Name Email

›› Fearless Females: Joke A. Fabunmi

I noticed the “lump” in late December 2007.  After, several medical testing, a breast biopsy followed in March of 2008.  Afterwards, my surgeon advised me to get a mastectomy immediately.  I was extremely scared and confused; I have no history of breast cancer or any other cancer in my family.  Coming from a large and extended family with many living women… mother, sister, grandmothers, aunties, cousins all without any cancer not alone breast cancer… this was far too “left field.”  The diagnosis was a mistake!  That was my reasoning.  Eventually, I had to face reality and move forward with my “treatment” options. 

I knew immediately that I should seek another doctor’s opinion.  However, I was so afraid.  I purposely hesitated with seeking any further options because I knew deep down, that the news was not good, I am living with that regret.  I was “paralyzed” with fear; I didn’t know what to do.  Anyway, once I was able to regain my sanity, I sought the opinion of another surgeon.  The second doctor agreed with the initial assessment.  However, the new doctor recommended additional testing due to her suspicion that the cancer had spread…  MORE BAD NEWS!!!!
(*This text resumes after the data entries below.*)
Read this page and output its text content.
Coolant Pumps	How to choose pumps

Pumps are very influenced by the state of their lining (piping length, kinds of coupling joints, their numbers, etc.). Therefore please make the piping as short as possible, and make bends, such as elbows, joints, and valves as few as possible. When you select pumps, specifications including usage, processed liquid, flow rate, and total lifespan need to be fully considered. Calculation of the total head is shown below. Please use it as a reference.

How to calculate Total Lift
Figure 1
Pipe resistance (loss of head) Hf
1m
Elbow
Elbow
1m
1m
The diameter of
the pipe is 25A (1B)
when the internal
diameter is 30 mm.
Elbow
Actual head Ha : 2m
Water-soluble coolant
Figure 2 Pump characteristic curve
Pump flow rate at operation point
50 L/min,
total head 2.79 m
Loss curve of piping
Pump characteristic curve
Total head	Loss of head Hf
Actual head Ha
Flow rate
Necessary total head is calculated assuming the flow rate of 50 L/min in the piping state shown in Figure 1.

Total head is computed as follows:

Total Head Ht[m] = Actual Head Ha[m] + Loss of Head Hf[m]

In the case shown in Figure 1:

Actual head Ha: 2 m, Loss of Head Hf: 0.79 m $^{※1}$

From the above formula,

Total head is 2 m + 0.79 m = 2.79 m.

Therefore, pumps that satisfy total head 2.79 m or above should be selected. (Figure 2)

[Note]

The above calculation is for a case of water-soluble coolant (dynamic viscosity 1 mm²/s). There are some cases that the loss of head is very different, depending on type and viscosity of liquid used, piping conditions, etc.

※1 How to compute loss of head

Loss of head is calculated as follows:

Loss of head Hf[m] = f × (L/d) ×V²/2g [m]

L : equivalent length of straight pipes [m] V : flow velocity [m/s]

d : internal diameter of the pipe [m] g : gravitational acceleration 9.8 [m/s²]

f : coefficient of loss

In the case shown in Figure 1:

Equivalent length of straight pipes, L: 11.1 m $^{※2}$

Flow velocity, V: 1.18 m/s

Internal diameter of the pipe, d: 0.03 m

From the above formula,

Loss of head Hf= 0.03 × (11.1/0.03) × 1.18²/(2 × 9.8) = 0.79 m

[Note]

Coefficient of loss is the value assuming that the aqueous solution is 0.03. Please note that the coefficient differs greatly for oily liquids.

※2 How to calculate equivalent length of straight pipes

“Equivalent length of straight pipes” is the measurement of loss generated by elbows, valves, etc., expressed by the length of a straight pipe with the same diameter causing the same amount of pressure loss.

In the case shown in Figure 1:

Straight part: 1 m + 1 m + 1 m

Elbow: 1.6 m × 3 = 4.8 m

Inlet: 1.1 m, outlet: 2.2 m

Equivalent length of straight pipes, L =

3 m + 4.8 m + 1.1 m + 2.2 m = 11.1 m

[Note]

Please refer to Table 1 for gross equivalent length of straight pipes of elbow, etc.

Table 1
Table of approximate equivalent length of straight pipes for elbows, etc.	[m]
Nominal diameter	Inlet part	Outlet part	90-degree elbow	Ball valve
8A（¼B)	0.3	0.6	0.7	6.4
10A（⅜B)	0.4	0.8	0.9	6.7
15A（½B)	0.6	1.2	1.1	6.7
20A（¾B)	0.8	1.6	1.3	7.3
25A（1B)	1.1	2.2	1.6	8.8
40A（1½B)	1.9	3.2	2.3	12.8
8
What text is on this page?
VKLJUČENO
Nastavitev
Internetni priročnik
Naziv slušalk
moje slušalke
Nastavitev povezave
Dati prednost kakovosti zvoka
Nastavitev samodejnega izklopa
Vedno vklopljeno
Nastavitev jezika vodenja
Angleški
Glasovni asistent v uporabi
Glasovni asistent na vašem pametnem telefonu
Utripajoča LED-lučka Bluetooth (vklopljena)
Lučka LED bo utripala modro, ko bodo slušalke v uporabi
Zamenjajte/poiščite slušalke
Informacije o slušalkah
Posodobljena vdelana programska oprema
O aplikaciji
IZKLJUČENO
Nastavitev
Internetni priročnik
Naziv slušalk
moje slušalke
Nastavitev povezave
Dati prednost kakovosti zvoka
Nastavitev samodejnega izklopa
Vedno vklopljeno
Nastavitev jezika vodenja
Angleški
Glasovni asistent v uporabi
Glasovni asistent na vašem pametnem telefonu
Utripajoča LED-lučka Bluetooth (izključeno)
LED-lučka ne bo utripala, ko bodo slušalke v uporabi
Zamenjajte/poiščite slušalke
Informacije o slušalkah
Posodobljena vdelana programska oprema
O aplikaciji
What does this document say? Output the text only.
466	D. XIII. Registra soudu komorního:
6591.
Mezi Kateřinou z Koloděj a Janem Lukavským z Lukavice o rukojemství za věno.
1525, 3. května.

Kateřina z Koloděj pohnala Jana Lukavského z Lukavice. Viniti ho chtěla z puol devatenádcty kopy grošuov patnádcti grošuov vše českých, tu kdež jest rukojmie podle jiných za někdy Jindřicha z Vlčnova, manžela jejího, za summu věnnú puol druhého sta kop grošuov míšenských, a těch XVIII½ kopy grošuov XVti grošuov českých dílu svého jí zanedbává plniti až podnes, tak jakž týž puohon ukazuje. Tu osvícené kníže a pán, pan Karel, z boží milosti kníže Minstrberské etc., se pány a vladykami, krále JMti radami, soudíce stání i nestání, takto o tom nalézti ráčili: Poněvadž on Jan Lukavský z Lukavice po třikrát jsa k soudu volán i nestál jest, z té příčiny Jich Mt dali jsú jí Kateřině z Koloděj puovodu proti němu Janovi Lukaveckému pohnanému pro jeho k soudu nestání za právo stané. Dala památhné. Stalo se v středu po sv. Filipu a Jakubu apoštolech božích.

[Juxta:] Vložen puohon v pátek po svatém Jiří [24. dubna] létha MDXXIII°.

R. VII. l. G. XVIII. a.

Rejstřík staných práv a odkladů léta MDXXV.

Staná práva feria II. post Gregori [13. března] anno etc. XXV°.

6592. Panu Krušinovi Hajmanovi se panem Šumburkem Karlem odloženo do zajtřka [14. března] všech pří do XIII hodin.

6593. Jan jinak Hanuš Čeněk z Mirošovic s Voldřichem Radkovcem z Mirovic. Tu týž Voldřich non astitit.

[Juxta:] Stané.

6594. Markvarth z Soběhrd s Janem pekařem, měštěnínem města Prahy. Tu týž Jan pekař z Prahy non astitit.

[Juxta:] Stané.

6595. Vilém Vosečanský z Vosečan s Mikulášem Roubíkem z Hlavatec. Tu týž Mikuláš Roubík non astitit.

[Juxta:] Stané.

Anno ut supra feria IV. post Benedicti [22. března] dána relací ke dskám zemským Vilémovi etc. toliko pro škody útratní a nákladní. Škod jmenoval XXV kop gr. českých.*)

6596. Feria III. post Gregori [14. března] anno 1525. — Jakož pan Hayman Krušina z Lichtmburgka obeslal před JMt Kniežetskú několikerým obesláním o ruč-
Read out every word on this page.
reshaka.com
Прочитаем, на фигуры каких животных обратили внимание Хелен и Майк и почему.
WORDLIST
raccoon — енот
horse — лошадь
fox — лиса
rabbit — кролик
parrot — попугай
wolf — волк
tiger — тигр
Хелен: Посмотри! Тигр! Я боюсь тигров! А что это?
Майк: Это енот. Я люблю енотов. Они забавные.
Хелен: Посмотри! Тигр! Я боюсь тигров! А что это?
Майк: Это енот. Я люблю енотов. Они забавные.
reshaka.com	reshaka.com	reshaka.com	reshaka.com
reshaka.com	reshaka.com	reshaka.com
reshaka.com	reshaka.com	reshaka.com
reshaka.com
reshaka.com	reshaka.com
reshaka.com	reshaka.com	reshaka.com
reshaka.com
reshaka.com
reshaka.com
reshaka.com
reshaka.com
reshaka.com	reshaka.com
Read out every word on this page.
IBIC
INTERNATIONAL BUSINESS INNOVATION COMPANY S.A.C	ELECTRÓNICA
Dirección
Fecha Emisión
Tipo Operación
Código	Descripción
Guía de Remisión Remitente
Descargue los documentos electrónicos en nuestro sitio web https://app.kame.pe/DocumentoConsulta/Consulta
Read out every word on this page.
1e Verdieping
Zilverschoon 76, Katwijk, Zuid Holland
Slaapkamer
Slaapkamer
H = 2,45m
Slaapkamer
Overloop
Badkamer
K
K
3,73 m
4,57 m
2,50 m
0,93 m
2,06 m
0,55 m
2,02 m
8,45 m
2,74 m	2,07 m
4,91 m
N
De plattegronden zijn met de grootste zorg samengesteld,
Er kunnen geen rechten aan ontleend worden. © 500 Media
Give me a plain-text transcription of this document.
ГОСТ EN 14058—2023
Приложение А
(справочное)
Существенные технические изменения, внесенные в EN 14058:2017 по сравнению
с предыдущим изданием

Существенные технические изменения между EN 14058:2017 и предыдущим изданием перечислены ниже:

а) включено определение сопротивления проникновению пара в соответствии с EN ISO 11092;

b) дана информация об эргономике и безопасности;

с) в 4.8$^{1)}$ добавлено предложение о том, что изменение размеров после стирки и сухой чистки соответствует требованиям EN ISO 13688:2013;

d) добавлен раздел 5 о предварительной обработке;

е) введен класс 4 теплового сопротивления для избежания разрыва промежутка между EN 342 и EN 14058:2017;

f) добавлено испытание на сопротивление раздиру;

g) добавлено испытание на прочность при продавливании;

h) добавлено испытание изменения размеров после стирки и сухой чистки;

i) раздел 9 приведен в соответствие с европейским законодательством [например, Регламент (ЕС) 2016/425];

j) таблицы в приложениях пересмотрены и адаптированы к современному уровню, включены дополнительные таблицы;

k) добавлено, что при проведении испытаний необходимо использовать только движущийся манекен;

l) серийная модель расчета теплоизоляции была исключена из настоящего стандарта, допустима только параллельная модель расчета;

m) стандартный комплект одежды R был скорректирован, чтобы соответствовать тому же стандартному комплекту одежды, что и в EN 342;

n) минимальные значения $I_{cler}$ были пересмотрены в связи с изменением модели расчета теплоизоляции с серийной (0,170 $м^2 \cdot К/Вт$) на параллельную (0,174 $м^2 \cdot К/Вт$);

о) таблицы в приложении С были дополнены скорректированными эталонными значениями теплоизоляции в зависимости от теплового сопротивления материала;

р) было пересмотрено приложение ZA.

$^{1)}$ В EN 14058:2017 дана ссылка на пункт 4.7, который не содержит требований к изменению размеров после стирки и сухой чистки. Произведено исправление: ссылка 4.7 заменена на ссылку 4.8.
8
I was at a nail salon when the doctor called and informed me of the CT scan result.  The cancer had possibly spread out of the breast and into the lung; it had metastasized.  She strongly urged me to start chemotherapy immediately.  That call came on Friday in June 2008.  The surgeon arranged for me to meet an oncology specialist within the hospital.  We met on Monday; the oncologist diagnosed the cancer at stage IV with metastases to the lung.  I started my first round of chemo treatments that following Thursday.  Two weeks later, I had surgery installing a “port” into my chest just in time for the second round of chemo treatments.  The added toll of the surgery, stress, and fear reeked havoc on me mentally and physically. 

Mean while I was in the midst of having my daughter follow on to University in August.  You know, when you are a mother you have to multi task.  It does not matter if your world is falling apart, mothers must remain strong and not let their children see them fall in the process.  Thankfully, I was able get my daughter settled into the University, while fighting for my life.  Some times situations arise which reminds us that when God is for you, NOTTING can be against you...for me, this was one of my moments. 

I tried to work during the chemo treatments but after the sixth round, I was not able to.  I asked my employer if I could work from home, with no luck.  Three weeks into the last chemo treatment and getting out of bed became increasingly harder.  I was not able to sit up because of excruciating pain all over my body especially in my lower back.  My doctor prescribed stronger pain medicine and ordered that I get a bone scan.  I give thanks to GOD that the bone scan now shows no evidence of metastatic cancer.

Still, by this time, I was suffering from the effects of taking numerous medications along with the cumulative side effects of the chemotherapy.  I had no other choice but to apply for short-term disability…  I didn’t want this!  However, it was the only entitlement afforded to me by my company since I had only been working for the company for three months prior to my diagnosis. 

My doctor approved my disability and thankfully, I am receiving some income.  In order to manage, I have since moved in with my parents temporarily while I recuperate.  I find relief in knowing that my daughter is at an independent age and that she is growing into a strong young woman.  However, I still worry about her.  I had my daughter at a young age and I am so grateful I did; she is my only child. 

The doctor said my progress is coming along wonderfully; I am grateful for that.  I am also thankful that I have met so many brave individuals along the way.  I am so very grateful to know you Maimah; you are truly beautiful.  Thank you so much for all of your support; I pray that God continues to bless you.  I am also praying that we will find a cure for this dreadful disease, especially now that it’s affecting so many young and younger women.  Treatment side effects are devastating; however, I am thankful to have the treatment and more thankful for the GOOD NEWS, that God has healed me!